Oh, no; and so entirely astray are you in your ideas about the just and unjust as not even to know that justice and the just are in reality another's good; that is to say, the interest of the ruler and stronger, and the loss of the subject and servant; and injustice the opposite; for the unjust is lord over the truly simple and just: he is the stronger, and his subjects do what is for his interest, and minister to his happiness, which is very far from being their own.
Consider further, most foolish Socrates, that the just is always a loser in comparison with the unjust.
First of all, in private contracts: wherever the unjust is the partner of the just you will find that, when the partnership is dissolved, the unjust man has always more and the just less.
Secondly, in their dealings with the State: when there is an income tax, the just man will pay more and the unjust less on the same amount of income; and when there is anything to be received the one gains nothing and the other much.

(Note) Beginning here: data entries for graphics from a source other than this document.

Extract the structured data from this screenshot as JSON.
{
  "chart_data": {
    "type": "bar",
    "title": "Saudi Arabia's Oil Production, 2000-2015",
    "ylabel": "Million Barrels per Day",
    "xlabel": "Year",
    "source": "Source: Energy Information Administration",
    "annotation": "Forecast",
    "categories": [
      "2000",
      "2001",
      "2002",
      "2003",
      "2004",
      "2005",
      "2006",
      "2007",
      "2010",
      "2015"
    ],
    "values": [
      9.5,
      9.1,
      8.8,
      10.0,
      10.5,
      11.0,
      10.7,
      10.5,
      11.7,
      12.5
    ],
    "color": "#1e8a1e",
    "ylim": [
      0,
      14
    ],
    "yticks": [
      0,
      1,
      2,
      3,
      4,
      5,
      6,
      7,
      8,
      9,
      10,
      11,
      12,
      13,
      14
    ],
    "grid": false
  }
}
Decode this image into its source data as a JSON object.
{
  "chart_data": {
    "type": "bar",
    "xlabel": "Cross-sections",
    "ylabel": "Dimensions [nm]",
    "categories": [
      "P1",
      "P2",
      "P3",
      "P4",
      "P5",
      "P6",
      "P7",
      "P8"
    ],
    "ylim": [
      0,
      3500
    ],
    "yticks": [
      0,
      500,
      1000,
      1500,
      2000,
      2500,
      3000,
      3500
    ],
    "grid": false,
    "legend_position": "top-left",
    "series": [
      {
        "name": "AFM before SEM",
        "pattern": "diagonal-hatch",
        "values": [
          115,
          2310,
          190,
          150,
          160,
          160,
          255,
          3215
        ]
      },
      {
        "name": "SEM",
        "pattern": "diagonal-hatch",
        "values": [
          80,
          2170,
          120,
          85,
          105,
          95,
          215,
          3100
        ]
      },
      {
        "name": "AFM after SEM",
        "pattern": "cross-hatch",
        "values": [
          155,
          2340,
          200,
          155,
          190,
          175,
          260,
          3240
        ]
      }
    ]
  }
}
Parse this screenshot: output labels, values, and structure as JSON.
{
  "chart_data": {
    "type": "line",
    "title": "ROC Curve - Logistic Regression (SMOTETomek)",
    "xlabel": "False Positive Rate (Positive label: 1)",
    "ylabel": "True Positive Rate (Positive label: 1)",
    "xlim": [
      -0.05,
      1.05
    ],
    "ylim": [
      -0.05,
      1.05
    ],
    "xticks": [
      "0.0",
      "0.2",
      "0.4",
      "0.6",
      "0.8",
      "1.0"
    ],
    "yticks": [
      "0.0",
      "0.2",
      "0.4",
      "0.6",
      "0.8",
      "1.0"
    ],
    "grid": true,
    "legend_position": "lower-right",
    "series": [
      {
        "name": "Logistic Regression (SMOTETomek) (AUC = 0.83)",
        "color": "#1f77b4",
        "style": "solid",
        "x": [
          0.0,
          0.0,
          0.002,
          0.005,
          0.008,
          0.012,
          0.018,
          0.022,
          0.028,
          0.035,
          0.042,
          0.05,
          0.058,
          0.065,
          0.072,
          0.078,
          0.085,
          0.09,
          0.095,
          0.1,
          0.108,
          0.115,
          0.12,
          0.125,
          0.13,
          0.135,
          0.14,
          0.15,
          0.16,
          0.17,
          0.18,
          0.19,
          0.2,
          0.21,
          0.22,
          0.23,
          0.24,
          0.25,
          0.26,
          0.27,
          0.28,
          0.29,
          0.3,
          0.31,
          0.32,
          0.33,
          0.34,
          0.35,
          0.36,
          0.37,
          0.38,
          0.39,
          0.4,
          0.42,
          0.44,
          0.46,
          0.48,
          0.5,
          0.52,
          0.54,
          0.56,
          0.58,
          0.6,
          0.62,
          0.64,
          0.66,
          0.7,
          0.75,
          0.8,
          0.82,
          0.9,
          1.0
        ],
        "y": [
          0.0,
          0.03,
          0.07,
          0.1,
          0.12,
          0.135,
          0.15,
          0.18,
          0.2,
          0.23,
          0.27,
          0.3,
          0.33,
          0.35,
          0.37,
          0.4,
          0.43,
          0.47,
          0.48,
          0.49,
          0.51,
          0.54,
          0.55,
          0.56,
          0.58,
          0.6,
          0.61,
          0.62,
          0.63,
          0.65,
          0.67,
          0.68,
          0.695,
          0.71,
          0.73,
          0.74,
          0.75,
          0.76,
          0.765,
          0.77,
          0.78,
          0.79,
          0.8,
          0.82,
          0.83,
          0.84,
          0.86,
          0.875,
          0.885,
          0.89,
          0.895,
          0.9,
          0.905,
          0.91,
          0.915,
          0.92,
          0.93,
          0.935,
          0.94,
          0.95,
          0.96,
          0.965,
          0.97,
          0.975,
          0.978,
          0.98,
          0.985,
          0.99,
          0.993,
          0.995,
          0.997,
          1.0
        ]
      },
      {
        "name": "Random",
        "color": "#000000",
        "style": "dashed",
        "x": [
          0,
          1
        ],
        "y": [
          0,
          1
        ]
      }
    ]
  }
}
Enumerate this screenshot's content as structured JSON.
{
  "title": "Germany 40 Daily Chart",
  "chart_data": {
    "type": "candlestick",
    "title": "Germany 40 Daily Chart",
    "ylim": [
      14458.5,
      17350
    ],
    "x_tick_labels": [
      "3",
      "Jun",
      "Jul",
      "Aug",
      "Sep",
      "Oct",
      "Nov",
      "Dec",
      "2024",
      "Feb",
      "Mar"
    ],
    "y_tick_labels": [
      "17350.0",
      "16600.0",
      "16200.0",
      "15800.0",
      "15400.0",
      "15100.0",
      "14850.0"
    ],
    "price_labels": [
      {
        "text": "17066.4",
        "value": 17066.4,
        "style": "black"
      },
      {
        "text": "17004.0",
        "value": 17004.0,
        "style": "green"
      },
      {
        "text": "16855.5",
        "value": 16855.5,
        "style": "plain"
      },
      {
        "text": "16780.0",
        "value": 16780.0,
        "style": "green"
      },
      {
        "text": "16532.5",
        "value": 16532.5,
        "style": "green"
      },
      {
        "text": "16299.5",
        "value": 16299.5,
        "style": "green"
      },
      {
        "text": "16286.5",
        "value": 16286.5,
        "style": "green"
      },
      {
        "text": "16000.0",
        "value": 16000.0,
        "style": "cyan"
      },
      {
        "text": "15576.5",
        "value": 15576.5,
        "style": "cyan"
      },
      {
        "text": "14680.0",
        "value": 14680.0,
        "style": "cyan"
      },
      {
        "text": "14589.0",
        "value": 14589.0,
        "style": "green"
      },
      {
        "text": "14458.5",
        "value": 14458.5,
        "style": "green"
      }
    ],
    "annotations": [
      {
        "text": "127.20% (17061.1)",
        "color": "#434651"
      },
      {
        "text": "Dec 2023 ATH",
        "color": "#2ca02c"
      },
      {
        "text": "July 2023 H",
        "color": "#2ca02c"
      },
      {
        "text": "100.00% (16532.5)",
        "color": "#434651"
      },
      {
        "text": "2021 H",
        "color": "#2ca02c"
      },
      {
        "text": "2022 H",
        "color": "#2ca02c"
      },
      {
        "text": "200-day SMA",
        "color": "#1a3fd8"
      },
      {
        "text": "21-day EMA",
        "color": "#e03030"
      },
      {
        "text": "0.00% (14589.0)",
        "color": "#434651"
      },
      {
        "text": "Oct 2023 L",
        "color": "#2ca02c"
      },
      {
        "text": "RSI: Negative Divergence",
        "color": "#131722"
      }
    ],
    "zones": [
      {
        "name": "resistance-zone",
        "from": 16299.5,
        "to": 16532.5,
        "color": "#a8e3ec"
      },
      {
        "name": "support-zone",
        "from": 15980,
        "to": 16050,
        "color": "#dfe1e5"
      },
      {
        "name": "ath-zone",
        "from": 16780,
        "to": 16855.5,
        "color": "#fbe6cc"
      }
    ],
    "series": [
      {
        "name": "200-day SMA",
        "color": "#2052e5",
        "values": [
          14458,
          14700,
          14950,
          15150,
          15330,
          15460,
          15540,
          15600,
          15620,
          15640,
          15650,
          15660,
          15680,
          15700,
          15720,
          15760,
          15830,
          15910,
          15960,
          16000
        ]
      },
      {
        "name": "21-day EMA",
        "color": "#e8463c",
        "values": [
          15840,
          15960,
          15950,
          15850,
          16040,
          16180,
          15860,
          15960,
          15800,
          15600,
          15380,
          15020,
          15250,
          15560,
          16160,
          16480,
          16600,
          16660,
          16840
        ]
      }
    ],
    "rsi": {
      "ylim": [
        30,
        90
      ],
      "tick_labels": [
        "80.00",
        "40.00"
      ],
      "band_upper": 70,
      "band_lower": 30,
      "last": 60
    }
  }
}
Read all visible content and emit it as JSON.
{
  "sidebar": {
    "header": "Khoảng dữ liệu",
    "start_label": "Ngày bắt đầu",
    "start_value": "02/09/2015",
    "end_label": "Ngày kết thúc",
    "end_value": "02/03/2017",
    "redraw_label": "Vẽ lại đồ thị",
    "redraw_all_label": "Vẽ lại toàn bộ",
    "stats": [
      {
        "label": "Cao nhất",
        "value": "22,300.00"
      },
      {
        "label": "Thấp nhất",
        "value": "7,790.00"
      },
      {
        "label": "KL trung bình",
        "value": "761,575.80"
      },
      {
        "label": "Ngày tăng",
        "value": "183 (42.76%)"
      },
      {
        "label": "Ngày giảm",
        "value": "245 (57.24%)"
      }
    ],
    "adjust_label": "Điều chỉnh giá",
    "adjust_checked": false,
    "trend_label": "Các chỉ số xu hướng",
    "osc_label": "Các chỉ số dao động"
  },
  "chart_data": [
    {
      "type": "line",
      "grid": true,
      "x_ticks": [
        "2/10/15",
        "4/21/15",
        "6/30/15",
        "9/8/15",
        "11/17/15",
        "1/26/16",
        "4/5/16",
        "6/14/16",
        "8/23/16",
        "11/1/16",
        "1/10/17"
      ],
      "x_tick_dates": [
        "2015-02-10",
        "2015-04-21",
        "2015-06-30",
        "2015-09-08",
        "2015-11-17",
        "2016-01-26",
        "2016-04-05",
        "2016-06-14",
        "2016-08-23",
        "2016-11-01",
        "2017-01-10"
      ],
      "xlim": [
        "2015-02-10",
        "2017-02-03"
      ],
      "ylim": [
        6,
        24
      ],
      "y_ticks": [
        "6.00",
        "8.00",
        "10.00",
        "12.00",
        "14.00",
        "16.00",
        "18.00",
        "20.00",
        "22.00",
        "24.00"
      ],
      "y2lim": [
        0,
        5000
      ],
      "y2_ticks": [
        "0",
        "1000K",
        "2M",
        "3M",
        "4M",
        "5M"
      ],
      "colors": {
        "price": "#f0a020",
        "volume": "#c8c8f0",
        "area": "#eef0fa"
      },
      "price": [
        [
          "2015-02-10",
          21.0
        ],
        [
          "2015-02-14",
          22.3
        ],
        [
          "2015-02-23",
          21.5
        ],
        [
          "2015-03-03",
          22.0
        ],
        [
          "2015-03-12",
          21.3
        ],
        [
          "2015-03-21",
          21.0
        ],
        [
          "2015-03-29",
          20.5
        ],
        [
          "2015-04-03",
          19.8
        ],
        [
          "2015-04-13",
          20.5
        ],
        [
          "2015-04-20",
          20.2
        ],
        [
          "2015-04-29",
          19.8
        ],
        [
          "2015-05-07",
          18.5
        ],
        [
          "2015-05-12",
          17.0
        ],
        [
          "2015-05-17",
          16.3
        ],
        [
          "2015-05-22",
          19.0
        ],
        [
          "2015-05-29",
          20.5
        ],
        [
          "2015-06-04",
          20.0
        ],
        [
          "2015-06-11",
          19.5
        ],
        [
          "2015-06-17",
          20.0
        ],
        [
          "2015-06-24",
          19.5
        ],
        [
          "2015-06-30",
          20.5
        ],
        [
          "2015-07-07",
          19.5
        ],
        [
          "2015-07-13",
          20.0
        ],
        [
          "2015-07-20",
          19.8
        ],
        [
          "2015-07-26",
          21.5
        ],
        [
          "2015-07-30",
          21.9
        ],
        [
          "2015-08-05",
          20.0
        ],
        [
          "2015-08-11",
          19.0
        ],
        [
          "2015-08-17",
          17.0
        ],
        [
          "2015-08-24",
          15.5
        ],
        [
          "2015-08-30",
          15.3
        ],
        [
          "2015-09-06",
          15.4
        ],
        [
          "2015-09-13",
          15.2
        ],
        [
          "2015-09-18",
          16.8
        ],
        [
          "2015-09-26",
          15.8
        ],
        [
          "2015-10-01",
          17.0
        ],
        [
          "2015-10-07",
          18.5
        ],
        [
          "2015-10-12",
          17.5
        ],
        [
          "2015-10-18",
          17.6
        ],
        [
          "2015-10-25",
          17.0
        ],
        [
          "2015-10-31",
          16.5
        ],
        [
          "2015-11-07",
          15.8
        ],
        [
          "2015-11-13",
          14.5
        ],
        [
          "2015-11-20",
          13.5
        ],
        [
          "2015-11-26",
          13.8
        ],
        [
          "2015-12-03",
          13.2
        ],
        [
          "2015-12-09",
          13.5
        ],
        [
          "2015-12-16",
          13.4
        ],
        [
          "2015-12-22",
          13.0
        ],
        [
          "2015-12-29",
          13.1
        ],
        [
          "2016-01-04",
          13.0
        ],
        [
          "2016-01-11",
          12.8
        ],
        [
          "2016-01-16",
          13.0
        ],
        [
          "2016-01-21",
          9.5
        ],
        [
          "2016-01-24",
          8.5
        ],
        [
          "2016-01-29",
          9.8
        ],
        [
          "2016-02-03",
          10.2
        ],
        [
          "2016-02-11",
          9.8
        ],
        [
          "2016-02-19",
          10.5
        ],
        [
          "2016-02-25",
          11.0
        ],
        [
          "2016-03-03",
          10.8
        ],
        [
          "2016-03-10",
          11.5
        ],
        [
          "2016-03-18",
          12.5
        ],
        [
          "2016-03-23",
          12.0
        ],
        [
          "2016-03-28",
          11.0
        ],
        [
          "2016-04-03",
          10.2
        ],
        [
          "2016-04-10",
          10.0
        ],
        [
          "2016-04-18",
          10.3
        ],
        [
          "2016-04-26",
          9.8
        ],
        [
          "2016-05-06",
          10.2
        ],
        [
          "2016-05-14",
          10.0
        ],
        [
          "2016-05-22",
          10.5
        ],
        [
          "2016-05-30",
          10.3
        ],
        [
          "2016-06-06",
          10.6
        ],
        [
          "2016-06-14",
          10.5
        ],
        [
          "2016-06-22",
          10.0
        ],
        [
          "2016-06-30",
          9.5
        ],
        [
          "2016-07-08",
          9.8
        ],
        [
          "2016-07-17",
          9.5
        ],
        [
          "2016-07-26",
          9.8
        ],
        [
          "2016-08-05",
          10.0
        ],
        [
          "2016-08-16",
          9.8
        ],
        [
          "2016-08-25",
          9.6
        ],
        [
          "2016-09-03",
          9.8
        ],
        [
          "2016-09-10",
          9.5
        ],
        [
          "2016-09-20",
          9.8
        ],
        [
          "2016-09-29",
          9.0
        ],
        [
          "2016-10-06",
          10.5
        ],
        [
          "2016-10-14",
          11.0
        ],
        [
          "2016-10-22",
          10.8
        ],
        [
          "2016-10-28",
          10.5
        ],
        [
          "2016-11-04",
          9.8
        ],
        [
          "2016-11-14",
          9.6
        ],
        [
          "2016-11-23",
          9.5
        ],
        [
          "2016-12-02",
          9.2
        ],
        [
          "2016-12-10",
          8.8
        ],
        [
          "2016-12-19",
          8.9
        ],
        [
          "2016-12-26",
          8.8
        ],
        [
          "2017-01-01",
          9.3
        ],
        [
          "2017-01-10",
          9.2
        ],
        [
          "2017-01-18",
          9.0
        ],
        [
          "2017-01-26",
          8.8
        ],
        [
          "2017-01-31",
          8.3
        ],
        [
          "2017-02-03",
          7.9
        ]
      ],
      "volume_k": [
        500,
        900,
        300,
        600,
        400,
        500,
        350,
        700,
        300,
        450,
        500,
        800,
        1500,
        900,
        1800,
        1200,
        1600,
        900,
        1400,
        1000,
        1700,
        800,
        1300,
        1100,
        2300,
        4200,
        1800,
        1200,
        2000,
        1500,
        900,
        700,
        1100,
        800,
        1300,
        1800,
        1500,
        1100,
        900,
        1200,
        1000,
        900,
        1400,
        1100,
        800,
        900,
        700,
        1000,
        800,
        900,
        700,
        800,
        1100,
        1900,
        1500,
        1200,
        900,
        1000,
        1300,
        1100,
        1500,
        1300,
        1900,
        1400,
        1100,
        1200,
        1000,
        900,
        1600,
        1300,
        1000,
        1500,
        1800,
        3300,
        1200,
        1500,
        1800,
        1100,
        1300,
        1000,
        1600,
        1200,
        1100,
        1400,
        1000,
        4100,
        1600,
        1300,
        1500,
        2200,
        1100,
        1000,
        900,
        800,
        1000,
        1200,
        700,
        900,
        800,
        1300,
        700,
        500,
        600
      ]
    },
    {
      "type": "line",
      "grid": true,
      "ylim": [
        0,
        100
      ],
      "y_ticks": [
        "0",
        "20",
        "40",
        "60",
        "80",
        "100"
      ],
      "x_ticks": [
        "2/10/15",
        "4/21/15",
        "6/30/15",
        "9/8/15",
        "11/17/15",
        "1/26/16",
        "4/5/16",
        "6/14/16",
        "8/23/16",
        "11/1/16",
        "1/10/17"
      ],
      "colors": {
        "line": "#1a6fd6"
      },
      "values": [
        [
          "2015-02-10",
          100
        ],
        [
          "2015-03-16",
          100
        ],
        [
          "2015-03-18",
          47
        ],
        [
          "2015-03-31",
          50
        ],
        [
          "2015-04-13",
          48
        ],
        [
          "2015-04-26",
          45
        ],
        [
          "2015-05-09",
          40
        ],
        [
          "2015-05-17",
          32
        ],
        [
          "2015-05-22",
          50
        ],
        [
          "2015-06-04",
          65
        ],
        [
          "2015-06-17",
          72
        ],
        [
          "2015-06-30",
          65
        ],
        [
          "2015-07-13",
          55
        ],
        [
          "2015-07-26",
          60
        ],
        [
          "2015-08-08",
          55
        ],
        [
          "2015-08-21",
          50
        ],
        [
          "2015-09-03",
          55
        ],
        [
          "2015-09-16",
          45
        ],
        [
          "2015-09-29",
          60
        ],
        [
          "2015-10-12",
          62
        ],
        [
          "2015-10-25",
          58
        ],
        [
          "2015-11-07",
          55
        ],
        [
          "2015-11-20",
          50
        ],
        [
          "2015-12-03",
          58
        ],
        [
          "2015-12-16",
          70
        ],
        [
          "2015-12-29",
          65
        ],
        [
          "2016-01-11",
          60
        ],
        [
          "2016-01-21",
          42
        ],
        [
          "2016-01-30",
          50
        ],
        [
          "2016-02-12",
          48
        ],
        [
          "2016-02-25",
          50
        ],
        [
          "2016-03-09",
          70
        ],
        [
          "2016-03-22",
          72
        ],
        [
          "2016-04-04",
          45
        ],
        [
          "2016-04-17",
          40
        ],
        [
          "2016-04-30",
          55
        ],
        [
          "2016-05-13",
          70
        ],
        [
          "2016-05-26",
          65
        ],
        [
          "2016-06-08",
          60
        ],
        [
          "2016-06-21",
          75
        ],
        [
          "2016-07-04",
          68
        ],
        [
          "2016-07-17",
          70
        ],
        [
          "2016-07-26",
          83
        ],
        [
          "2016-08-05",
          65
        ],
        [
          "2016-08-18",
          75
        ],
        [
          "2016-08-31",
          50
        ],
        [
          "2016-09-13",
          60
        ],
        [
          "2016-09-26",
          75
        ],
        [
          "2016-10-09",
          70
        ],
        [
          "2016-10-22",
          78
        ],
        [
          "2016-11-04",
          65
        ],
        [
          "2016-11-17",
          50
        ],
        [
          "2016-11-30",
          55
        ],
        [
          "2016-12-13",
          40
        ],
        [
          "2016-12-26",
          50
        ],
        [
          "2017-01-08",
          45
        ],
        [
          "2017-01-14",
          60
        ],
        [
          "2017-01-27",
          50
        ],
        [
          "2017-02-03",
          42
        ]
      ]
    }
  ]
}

Observe also what happens when they take an office; there is the just man neglecting his affairs and perhaps suffering other losses, and getting nothing out of the public, because he is just; moreover he is hated by his friends and acquaintance for refusing to serve them in unlawful ways.
But all this is reversed in the case of the unjust man.
I am speaking, as before, of injustice on a large scale in which the advantage of the unjust is more apparent; and my meaning will be most clearly seen if we turn to that highest form of injustice in which the criminal is the happiest of men, and the sufferers or those who refuse to do injustice are the most miserable--that is to say tyranny, which by fraud and force takes away the property of others, not little by little but wholesale; comprehending in one, things sacred as well as profane, private and public; for which acts of wrong, if he were detected perpetrating any one of them singly, he would be punished and incur great disgrace--they who do such wrong in particular cases are called robbers of temples, and man-stealers and burglars and swindlers and thieves.
But when a man besides taking away the money of the citizens has made slaves of them, then, instead of these names of reproach, he is termed happy and blessed, not only by the citizens but by all who hear of his having achieved the consummation of injustice.
For mankind censure injustice, fearing that they may be the victims of it and not because they shrink from committing it.
And thus, as I have shown, Socrates, injustice, when on a sufficient scale, has more strength and freedom and mastery than justice; and, as I said at first, justice is the interest of the stronger, whereas injustice is a man's own profit and interest.
Thrasymachus, when he had thus spoken, having, like a bathman, deluged our ears with his words, had a mind to go away.
But the company would not let him; they insisted that he should remain and defend his position; and I myself added my own humble request that he would not leave us.
Thrasymachus, I said to him, excellent man, how suggestive are your remarks!
And are you going to run away before you have fairly taught or learned whether they are true or not?
Is the attempt to determine the way of man's life so small a matter in your eyes--to determine how life may be passed by each one of us to the greatest advantage?